Kissosso : un camion chargé de marchandises finit sa course dans un ravin
Un camion de marque Magnum immatriculé C 2134 Q s’est renversé ce vendredi 16 janvier 2025 dans un ravin à Kissosso, dans la commune de Matoto. Heureusement, il n’y a pas eu de perte en vie humaine, mais des dégâts matériels considérables.
Selon les témoins rencontrés sur les lieux, le camion en question, revenant de la Sierra Leone avec une cargaison de marchandises, a terminé sa course dans le ravin après que le chauffeur, somnolant, ait perdu le contrôle de son engin.

« C’est aux environs de 2 h du matin que mon adjoint m’a appelé au sujet de cet accident… Arrivé au niveau du pont, le chauffeur s’est endormi et le camion s’est renversé.
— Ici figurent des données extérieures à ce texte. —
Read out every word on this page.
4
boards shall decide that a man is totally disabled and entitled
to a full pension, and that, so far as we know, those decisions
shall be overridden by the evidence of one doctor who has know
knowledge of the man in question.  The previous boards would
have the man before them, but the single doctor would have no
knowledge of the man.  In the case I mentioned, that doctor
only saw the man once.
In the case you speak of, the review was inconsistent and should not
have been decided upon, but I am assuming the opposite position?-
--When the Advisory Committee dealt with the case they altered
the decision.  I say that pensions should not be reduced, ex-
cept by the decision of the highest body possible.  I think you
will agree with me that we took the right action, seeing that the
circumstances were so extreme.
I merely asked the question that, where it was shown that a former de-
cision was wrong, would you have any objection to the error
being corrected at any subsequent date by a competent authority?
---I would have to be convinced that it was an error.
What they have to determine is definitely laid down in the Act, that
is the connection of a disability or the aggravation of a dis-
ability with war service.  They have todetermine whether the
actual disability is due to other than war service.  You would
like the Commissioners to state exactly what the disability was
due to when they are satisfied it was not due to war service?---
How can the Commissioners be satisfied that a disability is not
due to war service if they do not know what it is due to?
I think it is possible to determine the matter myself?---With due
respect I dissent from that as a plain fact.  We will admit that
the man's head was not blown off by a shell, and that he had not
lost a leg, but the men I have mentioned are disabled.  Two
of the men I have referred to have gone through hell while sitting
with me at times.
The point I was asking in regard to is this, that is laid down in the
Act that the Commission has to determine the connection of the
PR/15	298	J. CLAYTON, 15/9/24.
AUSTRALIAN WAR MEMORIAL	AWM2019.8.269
Il a subi des dégâts matériels très importants… » explique Mohamed Amine Keïta, commissaire spécial de la police routière d’Entag.
Les autorités de la sécurité routière ont rapidement été alertées. C’est ainsi que le commissaire spécial de la police routière d’Entag, Mohamed Amine Keïta, s’est rendu sur les lieux pour effectuer un constat et assurer la sécurité des passants.
« Nous sommes là pour le maintien de l’ordre au niveau d’Entag – Rond-point afin de gérer l’embouteillage. Nous avons été mandatés par notre secrétaire général, M. Ali Moudjalloh, pour venir inspecter le site de l’accident. C’est un camion de 3C. Nous sommes venus pour maintenir l’ordre ici. En même temps, les agents sont arrivés. Nous avons travaillé ensemble. Il n’y a pas eu de victimes mortelles, mais des dégâts matériels importants », précise Diallo Djibril, chef de brigade adjoint de la CNTG à la commune urbaine de Tombolia.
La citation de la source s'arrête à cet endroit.